Session 9: justice and generosity

Justice and generosity

 

NOTE: the readings referred to throughout this study are from John Steward’s book “From Genocide to Generosity.” It’s available in paperback and Kindle format from Amazon

 

PREPARATION

To prepare for this session, read the thoughts of Munyeli on pages 109 -111; about Gacaca on pages 118 -119; and Nsabiyera on page 84 – bottom half.

 


Step 1

Read our agreements to feel safe and free. Which items on the list help me respect others in the group, even when I disagree?

 

Step 2

Group sharing: How am I today? What has shifted in me or what change do I wish to see in me?

What interested me from the readings for this session?

 

Step 3 

Group: read from the middle of page 25 to the end of page 26.

Discuss the most challenging moments for Josephine. How is this encounter opening up the possibility for justice?

 

Step 4

In pairs or threes, read the sections Educating prisoners on pages 112- 113 and The Gacaca Process on page 116.

Discuss: How do these four words contribute to justice?

i. Truth-telling   ii. Confession   iii. Apology iv. Compensation

 

Step 5 

Watch this short video of Vincent speaking a month after receiving forgiveness from Jean Paul.

 

 

Discuss: What is difficult in confessing?

Why was it hard for him to accept Jean Paul’s offer, even after Vincent had written a confession while in prison?

 

Step 6

The Parable of the Bicycle. Read page 98 and the top paragraph of page 99.

Discuss: How does this develop my understanding of restorative justice?

Michael Lapsley has yet to receive justice for the wrong done against him, so how does he cope, and how does that help me?

 

Step 7

Thinking about justice:

A. Two hands of forgiveness. I learnt this idea from both Josephine and Mama Deborah. A physical response means that my body language adds strength to the words: I hold out my left hand, palm up with fingers pointing towards the offender and say, I have forgiven you, you don’t need to ask for forgiveness – I have let go of my bitterness and my right to take revenge.

Then I hold up my right hand so the palm faces the other person as police do to signal ‘STOP’. I firmly insist: but what you did was wrong and I want to know what you will do to restore something of what was lost.

This is the moment; often it is the only opportunity, where the victim can personally challenge the offender. At the top of page 99, see how Michael Lapsley would do this and observe how his words are ‘I’m OK, U’r OK’.

This confronting without violence is the opposite of the idea of turn the other cheek, which seems like saying  ‘I’ll accept more humiliation from you’. [This non-violent concept is clarified by Walter Wink, whose work can be found on the web. Search for Walter Wink and turn the other cheek.]

There is good reason why I must be careful not to minimise forgiveness or offer it too quickly. I need the right moment to engage with the offender, confirm my choice to forgive and make clear the challenge of restorative justice.

 

 

B. Two feet of justice. What does this action look like? It pictures repentance, apology and restitution.

The offender stops running away from the person they have hurt; one foot turns 180 degrees; they now face the person they offended.
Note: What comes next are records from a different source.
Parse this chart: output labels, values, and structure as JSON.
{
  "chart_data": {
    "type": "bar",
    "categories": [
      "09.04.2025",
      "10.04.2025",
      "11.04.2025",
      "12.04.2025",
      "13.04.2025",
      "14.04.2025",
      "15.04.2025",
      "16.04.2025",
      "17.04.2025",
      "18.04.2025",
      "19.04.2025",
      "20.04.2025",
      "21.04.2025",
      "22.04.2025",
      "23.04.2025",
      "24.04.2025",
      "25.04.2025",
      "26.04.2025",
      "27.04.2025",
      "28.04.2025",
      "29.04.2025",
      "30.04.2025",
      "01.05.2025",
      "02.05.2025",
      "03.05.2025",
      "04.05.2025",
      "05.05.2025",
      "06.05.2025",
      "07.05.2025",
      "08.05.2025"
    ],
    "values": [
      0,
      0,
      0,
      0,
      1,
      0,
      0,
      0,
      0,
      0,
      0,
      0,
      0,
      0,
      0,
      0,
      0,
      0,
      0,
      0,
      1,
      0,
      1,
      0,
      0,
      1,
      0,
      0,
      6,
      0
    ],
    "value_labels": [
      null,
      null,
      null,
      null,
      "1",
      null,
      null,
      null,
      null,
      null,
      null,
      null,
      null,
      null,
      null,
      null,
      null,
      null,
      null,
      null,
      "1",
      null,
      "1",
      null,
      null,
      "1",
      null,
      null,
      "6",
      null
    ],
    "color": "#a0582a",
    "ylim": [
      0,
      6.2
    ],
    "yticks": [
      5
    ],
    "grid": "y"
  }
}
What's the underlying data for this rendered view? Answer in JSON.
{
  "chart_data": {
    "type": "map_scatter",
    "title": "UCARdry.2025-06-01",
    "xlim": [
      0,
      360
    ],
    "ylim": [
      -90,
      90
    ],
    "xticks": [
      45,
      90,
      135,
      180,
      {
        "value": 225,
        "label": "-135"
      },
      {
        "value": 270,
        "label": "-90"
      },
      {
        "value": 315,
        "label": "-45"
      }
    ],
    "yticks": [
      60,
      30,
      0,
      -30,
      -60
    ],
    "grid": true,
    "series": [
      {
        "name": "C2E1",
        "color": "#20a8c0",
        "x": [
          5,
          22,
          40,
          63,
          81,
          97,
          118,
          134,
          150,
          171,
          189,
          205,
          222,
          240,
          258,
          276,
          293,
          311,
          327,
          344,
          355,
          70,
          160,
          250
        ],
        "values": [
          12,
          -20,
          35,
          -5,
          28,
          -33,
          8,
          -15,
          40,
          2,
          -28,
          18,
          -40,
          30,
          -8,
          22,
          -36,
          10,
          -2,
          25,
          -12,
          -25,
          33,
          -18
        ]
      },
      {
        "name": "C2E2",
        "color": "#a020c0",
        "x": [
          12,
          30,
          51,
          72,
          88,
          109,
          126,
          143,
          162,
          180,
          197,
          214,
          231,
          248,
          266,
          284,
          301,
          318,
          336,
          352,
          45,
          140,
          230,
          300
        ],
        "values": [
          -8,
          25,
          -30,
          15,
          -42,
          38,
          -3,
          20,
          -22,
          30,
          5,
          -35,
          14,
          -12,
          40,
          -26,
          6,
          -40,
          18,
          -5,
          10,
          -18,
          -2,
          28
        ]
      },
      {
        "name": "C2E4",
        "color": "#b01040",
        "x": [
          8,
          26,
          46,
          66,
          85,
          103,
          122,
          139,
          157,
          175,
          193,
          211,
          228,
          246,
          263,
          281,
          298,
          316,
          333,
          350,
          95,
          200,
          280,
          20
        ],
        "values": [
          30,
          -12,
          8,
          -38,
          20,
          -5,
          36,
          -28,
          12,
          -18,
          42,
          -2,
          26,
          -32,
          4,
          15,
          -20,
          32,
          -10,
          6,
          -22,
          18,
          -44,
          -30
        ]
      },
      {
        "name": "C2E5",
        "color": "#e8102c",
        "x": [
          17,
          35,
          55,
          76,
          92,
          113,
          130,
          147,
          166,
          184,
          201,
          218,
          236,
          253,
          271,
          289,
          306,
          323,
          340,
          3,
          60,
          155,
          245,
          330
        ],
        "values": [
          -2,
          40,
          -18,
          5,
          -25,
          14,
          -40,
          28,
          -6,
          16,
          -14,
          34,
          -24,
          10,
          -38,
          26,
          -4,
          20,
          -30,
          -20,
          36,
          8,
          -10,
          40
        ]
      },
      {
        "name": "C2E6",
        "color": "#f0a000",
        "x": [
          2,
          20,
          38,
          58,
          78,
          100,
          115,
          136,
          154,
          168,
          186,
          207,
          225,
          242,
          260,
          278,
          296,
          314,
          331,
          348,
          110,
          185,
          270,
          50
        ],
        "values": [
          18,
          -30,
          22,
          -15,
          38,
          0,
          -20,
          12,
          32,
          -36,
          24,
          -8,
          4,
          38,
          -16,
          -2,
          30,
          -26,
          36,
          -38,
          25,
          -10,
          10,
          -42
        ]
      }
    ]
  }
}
Then the other foot steps forward towards the person while they make apology and offer to restore something of what was lost. 

I saw this at work in Bembereza (page 115) and Musabyimana (pages 123-124). Bembereza arranged for Delphina to have his car as a kind of compensation; Musabyimana made a door for the house of Buhanda’s sister as an expression of his desire to return something for what was lost.

Naturally a car or a door is hardly compensation for the death of a loved one – yet they are a symbol of confession and contrition. After their years of being in jail, then rejected by friends after their release, neither man had much he could contribute. This was as generous as they could be at the time.

Remember too the ‘compensation’ that Mama Deborah accepted (page 91), when she received and adopted the young man who confessed that he was the one who took the life of her son.

……..

Get into pairs: practice these two postures with words and actions. Doing and saying it helps us feel decisive about the Two hands of forgiveness; two feet of justice.

 

Step 8

Reflection. What stays with me today? What am I feeling now?

What action or decision do I need to take?

 

Step 9

Preparation for the next session: Read Musabyimana’s story on pages 122-124.